Diagonalizable matrices A and B with $\mathrm{Tr}(A^k)=\mathrm{Tr}(B^k)$ have the same characteristic polynomial?

The equalities $\text{Tr}(A^k)=\text{Tr}(B^k)$ for all $k$ imply that $\text{Tr}(P(A))=\text{Tr}(P(B))$ for all polynomials $P$.

Let $\lambda$ be an eigenvalue of $A$. If $\lambda$ is not an eigenvalue of $B$, then we can choose a polynomial such that $P(\lambda)=1$, and $P(\mu)=0$ for every other eigenvalue of $A$ and all eigenvalues of $B$. Then we would get $\text{Tr}(P(A))>0$, $\text{Tr}(P(B))=0$, a contradiction. This reasoning implies that $A$ and $B$ have the same lists of eigenvalues. And they have to appear with the same multipliticites: because if $\lambda$ is an eigenvalue of $A$ with multiplicity $n$ and of $B$ with multiplicity $m$, then choosing $P$ with $P(\lambda)=1$ and $P=0$ on all other eigenvalues we have $$ n=\text{Tr}(P(A))=\text{Tr}(P(B))=m. $$ So $A,B$ have the same eigenvalues, with the same multiplicities. In particular, they have the same characteristic polynomial.

Edit: of course, as user1551 points out in his answer, my answer only works for fields where polynomials separate points.


The statement is false. Consider $A=I_2$ and $B=0$ over $GF(2)$, the field with two elements $1$ and $0$ (with $1+1=0$). Both $A$ and $B$ are diagonal matrices, hence diagonalisable. Also, $\newcommand{\tr}{\operatorname{tr}}\tr(A^k)=\tr(I_2)=1+1=0=\tr(B^k)$ for every positive integer $k$. Yet $A$ and $B$ are not similar to each other. Similar counterexamples apply to other fields and other dimensions when $\tr(I_n)=0$.

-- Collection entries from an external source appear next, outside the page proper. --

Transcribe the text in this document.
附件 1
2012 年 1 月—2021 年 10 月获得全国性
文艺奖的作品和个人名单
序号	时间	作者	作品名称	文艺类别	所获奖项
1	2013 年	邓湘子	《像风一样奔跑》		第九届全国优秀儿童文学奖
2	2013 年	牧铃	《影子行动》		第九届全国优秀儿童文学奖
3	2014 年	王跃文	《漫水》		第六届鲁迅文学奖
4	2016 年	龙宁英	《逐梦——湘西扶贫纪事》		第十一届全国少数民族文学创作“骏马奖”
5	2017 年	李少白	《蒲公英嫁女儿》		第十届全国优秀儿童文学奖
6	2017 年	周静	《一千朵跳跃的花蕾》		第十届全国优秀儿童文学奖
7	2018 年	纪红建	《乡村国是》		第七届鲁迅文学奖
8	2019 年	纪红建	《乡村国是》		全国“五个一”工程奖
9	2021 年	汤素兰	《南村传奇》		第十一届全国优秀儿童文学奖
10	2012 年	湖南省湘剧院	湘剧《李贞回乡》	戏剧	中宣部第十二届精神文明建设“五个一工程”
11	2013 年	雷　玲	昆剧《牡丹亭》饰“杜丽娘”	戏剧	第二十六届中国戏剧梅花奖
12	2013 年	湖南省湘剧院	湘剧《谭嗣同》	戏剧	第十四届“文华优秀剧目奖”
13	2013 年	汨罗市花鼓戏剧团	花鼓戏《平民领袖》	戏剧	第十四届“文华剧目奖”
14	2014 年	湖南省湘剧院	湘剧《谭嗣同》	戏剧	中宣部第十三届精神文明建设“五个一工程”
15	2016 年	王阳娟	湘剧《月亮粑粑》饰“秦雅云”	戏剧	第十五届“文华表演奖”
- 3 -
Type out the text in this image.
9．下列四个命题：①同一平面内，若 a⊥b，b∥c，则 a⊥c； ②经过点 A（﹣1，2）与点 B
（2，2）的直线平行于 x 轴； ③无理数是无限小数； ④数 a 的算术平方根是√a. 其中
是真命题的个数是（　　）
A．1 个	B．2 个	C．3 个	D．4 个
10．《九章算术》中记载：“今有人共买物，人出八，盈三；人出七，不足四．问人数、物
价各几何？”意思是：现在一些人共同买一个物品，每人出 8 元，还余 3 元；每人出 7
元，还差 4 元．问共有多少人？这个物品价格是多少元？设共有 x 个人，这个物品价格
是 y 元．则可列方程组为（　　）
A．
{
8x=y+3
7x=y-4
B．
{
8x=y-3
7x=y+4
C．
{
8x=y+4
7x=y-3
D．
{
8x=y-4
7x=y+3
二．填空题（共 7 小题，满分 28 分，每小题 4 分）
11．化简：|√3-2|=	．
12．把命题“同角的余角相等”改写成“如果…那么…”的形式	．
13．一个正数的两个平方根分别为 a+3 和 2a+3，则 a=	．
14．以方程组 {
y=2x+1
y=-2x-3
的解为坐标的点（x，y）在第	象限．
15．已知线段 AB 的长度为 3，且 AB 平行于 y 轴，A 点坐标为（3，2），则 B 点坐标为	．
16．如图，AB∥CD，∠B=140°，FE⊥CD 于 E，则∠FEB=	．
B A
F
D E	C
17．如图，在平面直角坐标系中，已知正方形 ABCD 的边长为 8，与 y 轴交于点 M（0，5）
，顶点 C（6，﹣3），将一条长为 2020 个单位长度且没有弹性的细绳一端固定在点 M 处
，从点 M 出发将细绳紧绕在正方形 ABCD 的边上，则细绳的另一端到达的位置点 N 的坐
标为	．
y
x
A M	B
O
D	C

The statement is true when the underlying field is infinite. See Martin's or Igor's answers. Martin's answer does not work in all finite fields because we can have $\tr(P(A))=0$ even when $P(A)=I$. Igor's answer does not work in all finite fields because writing the characteristic polynomial of a matrix $X$ in terms of $\tr(X^k)$ requires integer division, which can fail when the field is finite. To illustrate, consider the characteristic polynomial of a $2\times2$ matrix $X$ with eigenvalues $\lambda_1$ and $\lambda_2$. The characteristic polynomial is $x^2 - (\lambda_1+\lambda_2) + \lambda_1\lambda_2$. Formally, $$ \lambda_1\lambda_2 = \frac12\left[(\lambda_1+\lambda_2)^2 - (\lambda_1^2+\lambda_2^2)\right] = \frac12\left( \tr(X)^2 - \tr(X^2) \right), $$ but you cannot divide by $2$ over $GF(2)$ because $2=0$.


Since the elementary symmetric functions can expressed through power symmetric functions (in a completely algorithmic way), and the power symmetric functions of the eigenvalues are precisely the traces of $A^k,$ while the elementary symmetric functions are the coefficients of the characteristic polynomial, we are done. What is amusing is that the Newton relations can be proved from the Cayley-Hamilton theorem by taking traces.